The questions above are meant as a starting point. As you get into this exercise, more questions will come up, conversation threads will go off in unexpected directions and many things not listed above will be discussed. That’s GREAT! Follow every rabbit hole of detail… leave no stone unturned… this is truly a case of “more is better.”

Making it Happen

If you’re a solo operator, find a quiet place and get away for a day. Use white boards or flip charts to scratch out and vet your ideas and record your thoughts. Use your phone to take photos of everything you write down and transcribe it when you get back to the office.

Work for a larger firm? Schedule a “retreat” away from the office. Make it an ‘event’ that’s enjoyable, fosters teamwork and encourages creativity and brainstorming. As above, write down and record all of your thoughts, ideas and conclusions. Want to really do it right? Get an outsider to facilitate the retreat and remove any bias from the discussions.

OK… you’re finally ready. All of that thinking – and the resulting observations, perceptions, ideas and suggestions – now need to be distilled down to a handful of key insights and strategies. Opt for simplicity here… find the one of two that you believe will have the most impact on your firm. It will be those few insights and strategies that will color and frame your planning for 2015.

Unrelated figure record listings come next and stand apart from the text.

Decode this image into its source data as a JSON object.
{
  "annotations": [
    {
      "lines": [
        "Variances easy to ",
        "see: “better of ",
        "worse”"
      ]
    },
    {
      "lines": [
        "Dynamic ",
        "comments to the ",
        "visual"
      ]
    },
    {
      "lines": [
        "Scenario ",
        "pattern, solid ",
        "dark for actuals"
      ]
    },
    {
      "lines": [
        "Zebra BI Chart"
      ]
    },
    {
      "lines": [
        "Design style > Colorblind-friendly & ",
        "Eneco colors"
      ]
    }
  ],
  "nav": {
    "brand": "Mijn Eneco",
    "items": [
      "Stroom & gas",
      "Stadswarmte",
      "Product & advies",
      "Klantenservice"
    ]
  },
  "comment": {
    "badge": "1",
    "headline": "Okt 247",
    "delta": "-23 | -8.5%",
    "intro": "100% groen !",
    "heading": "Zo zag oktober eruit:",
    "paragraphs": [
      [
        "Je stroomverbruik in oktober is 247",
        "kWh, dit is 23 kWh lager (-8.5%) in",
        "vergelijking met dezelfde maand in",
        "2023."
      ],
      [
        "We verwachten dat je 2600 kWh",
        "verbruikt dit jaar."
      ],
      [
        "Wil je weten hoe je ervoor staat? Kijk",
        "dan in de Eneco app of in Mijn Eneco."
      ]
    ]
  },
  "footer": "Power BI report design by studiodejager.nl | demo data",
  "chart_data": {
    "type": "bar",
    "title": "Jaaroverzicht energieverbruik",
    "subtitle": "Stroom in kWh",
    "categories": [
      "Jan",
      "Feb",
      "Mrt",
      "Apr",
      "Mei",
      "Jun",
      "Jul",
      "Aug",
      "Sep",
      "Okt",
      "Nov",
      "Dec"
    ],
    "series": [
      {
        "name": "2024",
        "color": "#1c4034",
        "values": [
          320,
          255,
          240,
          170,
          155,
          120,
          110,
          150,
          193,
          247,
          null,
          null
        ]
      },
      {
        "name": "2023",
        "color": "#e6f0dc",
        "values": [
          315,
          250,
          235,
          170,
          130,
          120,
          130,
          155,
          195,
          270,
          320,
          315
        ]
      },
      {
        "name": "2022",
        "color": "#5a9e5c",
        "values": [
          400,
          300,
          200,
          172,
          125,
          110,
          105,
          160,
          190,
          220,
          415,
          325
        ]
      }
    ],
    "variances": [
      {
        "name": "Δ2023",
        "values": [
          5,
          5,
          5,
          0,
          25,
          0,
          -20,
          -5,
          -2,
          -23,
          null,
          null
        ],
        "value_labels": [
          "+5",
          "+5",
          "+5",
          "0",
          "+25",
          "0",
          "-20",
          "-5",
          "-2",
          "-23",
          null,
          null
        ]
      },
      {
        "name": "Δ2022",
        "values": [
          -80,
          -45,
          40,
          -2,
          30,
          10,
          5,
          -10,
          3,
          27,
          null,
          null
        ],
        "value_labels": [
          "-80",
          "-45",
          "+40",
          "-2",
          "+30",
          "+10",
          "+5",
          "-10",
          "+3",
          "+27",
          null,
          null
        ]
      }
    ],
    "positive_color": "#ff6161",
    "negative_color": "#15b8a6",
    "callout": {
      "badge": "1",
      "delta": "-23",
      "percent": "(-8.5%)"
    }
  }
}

Conclusion: Creating yearly plans are what business leaders do. But if all you want is a plan, get some planning software and fill in the blanks. To create plans that can be truly beneficial, take the time on the front-end to think through what’s best for your firm. Do that, and creating annual plans stops being “busy work” that ends up on the shelf gathering dust… and starts becoming a fundamental part of the growth of your business. Good luck!